Я вернулся домой и всю ночь ворочался на постели, решая вопрос, что мне теперь делать. Сесть в поезд и ехать в Бретань? Конечно, я застану Одиль на маленьком пляже спокойную и сияющую, я произведу впечатление сумасшедшего и все равно ничего не узнаю, потому что я сейчас же подумаю, что Франсуа был и уехал, а такое предположение было более чем вероятно. Самое ужасное в моих переживаниях было сознание, что не существовало способа от них избавиться, ибо всякий факт мог быть истолкован в неблагоприятном смысле. В первый раз в жизни я сказал себе:
«Должен ли я расстаться с Одиль? Если уж натуры наши таковы, что я никогда не смогу быть спокоен возле нее, а она не хочет и не захочет ничего сделать, чтобы помочь мне, так не лучше ли нам идти каждому своей дорогой? У нас нет детей, развод не представит затруднений».
И я припомнил с отчетливой ясностью состояние относительного счастья и уверенности, которое было у меня до встречи с Одиль.
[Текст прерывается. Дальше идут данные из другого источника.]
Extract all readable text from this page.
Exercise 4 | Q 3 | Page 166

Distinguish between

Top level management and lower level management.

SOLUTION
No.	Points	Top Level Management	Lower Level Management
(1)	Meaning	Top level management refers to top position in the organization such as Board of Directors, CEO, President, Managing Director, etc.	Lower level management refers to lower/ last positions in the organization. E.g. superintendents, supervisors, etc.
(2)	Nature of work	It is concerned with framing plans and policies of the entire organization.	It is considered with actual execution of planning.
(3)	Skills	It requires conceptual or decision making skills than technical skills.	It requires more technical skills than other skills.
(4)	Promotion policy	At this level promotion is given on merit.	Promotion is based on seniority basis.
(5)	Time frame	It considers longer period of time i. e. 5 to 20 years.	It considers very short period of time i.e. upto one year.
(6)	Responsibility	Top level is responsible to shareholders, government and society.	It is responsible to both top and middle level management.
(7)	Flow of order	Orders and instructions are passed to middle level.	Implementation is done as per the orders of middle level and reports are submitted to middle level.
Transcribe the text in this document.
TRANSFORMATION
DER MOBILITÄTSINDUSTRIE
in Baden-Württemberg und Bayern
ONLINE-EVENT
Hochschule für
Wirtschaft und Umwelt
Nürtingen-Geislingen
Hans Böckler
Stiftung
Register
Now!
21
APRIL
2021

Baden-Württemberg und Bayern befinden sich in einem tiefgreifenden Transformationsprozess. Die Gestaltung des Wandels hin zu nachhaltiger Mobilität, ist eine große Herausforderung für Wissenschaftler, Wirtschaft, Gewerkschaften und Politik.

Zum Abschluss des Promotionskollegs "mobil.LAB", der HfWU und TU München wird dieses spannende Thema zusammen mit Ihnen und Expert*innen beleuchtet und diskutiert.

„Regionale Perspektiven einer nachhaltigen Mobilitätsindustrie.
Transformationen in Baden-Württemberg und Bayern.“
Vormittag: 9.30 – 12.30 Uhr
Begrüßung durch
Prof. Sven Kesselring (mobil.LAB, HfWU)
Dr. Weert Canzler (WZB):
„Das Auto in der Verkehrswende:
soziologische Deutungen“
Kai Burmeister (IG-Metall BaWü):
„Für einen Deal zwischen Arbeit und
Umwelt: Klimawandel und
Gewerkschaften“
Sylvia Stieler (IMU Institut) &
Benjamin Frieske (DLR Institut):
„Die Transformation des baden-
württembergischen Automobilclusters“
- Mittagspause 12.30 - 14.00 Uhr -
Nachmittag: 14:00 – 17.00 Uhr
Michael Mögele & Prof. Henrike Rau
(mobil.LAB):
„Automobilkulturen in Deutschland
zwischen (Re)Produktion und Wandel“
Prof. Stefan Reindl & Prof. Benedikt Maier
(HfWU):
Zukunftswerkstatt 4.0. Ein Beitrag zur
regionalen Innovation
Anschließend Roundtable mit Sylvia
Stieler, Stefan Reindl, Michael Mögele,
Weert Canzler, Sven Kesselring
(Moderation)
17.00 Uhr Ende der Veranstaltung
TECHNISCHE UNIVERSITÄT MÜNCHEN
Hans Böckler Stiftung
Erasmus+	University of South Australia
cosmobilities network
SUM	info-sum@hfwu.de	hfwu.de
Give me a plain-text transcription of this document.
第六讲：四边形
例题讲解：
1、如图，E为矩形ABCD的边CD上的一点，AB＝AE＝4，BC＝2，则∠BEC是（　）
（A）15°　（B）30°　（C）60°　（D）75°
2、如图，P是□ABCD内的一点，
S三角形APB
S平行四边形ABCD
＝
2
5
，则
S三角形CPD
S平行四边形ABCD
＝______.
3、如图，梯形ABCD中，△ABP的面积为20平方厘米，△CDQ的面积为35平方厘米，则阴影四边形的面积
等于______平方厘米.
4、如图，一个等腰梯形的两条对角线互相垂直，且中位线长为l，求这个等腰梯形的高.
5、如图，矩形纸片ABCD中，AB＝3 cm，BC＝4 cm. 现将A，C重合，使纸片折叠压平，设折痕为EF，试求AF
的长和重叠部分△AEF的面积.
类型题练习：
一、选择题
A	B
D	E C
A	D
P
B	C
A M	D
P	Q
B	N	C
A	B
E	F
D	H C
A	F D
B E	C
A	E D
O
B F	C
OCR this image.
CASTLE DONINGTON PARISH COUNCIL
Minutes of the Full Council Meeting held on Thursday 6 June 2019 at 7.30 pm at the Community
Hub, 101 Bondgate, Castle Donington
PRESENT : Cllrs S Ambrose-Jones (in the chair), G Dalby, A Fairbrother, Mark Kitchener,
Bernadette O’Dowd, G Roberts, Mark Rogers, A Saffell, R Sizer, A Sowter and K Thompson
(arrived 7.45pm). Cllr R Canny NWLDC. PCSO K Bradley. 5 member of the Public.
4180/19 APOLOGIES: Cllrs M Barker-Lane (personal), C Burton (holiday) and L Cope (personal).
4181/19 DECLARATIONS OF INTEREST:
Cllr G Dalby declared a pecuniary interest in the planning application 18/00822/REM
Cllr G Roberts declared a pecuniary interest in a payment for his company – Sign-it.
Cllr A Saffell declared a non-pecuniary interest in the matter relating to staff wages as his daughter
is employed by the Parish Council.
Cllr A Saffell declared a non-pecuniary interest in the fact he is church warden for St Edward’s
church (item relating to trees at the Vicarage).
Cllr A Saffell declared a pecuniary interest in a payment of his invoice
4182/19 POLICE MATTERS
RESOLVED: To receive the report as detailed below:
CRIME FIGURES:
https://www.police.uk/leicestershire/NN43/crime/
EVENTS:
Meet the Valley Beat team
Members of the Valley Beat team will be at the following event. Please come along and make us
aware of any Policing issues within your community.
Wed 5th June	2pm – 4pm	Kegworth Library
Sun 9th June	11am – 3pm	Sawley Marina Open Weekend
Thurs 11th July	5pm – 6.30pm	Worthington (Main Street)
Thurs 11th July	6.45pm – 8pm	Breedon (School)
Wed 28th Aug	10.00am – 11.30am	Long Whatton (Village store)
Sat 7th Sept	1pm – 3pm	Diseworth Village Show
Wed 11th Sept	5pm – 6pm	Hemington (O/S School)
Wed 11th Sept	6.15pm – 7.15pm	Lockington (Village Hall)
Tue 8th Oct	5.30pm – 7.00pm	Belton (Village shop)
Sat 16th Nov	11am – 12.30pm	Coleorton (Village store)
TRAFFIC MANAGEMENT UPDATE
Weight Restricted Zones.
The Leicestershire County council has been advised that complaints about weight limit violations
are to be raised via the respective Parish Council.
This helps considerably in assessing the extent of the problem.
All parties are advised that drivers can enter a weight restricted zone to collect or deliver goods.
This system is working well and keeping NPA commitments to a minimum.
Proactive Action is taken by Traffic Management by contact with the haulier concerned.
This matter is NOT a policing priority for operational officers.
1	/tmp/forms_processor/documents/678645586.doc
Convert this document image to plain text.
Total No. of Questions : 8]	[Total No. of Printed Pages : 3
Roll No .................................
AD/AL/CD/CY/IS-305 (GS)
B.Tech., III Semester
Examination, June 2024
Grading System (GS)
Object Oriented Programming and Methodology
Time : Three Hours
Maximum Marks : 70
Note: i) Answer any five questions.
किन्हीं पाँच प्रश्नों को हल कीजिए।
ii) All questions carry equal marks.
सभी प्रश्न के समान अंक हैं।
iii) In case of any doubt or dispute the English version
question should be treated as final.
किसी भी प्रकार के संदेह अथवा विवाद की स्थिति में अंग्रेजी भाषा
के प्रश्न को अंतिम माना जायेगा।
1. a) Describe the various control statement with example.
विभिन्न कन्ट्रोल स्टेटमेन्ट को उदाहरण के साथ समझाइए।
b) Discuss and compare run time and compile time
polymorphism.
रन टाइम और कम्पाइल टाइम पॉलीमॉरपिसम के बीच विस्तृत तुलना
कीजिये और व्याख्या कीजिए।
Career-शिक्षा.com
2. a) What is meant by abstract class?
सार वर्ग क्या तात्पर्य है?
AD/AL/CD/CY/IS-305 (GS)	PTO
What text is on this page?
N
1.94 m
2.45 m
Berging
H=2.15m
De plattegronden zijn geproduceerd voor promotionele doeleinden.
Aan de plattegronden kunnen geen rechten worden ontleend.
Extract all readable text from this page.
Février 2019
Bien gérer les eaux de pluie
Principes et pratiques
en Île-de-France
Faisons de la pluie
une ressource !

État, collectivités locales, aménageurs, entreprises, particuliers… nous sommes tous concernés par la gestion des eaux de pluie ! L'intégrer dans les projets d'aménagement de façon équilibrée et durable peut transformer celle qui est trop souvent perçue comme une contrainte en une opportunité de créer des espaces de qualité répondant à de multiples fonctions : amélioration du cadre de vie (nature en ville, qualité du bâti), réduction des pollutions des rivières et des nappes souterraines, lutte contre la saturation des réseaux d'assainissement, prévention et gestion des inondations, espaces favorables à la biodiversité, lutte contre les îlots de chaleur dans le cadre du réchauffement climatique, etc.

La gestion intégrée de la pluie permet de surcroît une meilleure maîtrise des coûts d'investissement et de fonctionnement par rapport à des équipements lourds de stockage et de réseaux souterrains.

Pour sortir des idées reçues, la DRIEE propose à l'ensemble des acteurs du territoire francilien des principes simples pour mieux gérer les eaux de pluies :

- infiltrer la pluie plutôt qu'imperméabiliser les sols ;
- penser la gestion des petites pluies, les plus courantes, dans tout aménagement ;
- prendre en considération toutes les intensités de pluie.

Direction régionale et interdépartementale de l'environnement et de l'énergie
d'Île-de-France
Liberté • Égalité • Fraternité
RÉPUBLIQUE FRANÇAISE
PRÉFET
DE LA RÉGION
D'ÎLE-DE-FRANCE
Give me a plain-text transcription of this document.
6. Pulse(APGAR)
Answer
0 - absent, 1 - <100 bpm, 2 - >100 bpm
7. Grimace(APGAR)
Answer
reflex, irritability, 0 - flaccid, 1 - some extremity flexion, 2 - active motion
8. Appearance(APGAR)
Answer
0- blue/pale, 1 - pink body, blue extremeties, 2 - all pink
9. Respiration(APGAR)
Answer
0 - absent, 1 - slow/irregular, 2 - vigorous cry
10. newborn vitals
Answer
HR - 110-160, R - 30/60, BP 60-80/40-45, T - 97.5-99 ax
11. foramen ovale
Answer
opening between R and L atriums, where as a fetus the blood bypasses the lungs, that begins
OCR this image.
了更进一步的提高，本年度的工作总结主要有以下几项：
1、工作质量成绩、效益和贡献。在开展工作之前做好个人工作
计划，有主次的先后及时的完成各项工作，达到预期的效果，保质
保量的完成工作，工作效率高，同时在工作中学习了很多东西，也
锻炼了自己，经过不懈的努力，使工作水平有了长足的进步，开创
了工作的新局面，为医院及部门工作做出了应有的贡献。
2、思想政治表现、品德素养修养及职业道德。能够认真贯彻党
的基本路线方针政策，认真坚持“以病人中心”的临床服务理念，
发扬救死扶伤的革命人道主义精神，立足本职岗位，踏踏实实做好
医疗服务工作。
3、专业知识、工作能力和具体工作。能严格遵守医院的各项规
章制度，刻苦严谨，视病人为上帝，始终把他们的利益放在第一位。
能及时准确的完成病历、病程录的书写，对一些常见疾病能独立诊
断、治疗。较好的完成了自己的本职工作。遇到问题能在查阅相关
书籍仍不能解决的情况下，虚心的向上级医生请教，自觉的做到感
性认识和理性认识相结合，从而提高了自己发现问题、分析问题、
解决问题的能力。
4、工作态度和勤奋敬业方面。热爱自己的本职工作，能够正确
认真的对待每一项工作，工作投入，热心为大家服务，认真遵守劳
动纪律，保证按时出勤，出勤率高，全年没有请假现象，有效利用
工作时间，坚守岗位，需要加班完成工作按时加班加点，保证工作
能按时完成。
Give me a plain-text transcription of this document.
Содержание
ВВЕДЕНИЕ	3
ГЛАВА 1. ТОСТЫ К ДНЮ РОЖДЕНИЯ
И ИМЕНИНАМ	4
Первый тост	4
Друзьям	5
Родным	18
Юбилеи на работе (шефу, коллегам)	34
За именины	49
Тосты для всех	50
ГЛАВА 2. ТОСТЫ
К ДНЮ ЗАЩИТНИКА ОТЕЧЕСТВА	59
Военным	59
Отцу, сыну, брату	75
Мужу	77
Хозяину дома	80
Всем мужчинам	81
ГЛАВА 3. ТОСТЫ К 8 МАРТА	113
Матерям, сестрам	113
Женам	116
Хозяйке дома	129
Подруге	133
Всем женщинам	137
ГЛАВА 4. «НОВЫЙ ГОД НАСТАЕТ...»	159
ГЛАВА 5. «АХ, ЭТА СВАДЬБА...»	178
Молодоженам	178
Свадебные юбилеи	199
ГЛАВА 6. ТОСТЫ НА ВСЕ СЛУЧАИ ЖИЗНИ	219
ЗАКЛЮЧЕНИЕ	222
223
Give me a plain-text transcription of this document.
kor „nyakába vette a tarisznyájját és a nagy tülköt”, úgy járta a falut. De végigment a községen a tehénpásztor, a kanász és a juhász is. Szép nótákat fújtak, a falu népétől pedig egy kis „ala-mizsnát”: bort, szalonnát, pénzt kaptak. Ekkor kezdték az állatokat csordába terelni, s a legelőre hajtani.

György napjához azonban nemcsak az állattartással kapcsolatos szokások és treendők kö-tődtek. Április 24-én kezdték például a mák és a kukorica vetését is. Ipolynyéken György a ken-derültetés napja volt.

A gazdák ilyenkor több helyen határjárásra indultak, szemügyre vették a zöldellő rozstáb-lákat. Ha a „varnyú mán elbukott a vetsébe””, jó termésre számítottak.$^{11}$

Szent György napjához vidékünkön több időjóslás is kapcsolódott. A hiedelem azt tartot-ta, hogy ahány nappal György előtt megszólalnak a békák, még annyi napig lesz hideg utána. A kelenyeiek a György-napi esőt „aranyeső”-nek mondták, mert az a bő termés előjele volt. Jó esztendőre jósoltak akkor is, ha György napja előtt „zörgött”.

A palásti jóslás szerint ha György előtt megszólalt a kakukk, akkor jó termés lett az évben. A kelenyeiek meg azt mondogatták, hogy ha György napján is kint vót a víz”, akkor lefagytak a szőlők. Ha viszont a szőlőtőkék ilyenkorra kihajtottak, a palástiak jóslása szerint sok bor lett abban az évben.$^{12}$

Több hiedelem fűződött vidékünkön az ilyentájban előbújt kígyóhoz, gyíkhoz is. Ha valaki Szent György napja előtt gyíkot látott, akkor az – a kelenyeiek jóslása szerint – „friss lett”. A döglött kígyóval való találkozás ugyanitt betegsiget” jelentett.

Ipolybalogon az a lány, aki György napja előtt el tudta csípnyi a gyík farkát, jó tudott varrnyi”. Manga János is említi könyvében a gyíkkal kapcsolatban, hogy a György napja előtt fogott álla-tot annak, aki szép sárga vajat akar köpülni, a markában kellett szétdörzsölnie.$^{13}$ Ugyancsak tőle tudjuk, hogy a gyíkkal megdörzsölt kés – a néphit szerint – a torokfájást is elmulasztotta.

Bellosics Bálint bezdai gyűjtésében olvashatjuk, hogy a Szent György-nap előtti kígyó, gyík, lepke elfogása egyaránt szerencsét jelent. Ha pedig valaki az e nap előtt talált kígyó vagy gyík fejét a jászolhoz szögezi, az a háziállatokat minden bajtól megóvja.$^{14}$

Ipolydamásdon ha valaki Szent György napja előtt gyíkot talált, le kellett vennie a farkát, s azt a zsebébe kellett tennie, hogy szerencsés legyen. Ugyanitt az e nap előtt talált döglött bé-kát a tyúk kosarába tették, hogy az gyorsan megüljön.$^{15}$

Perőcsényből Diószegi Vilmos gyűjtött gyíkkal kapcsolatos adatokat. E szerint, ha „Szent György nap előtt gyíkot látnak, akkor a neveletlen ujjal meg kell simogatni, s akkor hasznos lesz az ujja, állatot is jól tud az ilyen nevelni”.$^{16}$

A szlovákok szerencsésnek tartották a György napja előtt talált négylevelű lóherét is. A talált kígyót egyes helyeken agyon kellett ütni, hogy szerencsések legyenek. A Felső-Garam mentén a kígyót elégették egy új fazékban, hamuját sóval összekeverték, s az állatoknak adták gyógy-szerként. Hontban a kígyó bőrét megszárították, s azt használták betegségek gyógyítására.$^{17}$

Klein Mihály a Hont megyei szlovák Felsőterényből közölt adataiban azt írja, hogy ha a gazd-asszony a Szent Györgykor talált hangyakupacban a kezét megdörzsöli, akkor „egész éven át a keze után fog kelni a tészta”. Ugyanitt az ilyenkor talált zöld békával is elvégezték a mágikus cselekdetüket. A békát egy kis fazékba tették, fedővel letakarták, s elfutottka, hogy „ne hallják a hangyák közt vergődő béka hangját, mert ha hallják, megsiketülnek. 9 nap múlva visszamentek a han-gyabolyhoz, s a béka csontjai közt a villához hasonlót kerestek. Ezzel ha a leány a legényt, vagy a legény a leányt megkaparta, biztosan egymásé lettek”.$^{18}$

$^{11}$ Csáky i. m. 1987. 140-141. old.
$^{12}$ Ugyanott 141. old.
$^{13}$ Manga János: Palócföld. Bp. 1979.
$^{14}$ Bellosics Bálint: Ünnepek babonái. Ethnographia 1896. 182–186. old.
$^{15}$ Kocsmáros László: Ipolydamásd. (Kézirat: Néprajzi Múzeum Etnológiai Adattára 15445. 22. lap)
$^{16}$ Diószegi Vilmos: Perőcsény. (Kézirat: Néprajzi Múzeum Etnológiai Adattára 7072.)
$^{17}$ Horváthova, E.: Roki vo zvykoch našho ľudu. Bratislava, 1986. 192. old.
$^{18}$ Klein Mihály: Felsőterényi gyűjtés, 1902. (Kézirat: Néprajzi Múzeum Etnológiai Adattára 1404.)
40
В то время моя жизнь, если и не отличалась большим размахом и интенсивностью, то по крайней мере была естественной и приятной. Однако, строя мои проекты, я ни на минуту не переставал сознавать, что вовсе не желаю их осуществления, и даже сама мысль, что я могу жить без Одиль, была мне совершенно непонятна.
Я ворочался с боку на бок, старался заснуть, считая до ста, представляя себе разные пейзажи. Но все было бессильно против этого умственного наваждения. Минутами я возмущался собой. «Ну за что я так люблю ее? Чем она лучше какой-нибудь другой женщины? — задавал я себе вопрос. — Она красива? Да, но и другие тоже красивы и гораздо умнее и развитее ее. У Одиль много серьезных недостатков. Она не говорит правды, а это я ненавижу больше всего на свете. Так что же? Неужели я не могу освободиться, сбросить с себя это чувство? — Ия повторял себе много раз подряд: — Ты не любишь ее, ты не любишь ее, ты не любишь ее» — и знал хорошо, что это неправда и что я люблю ее как никогда, сам не понимая почему.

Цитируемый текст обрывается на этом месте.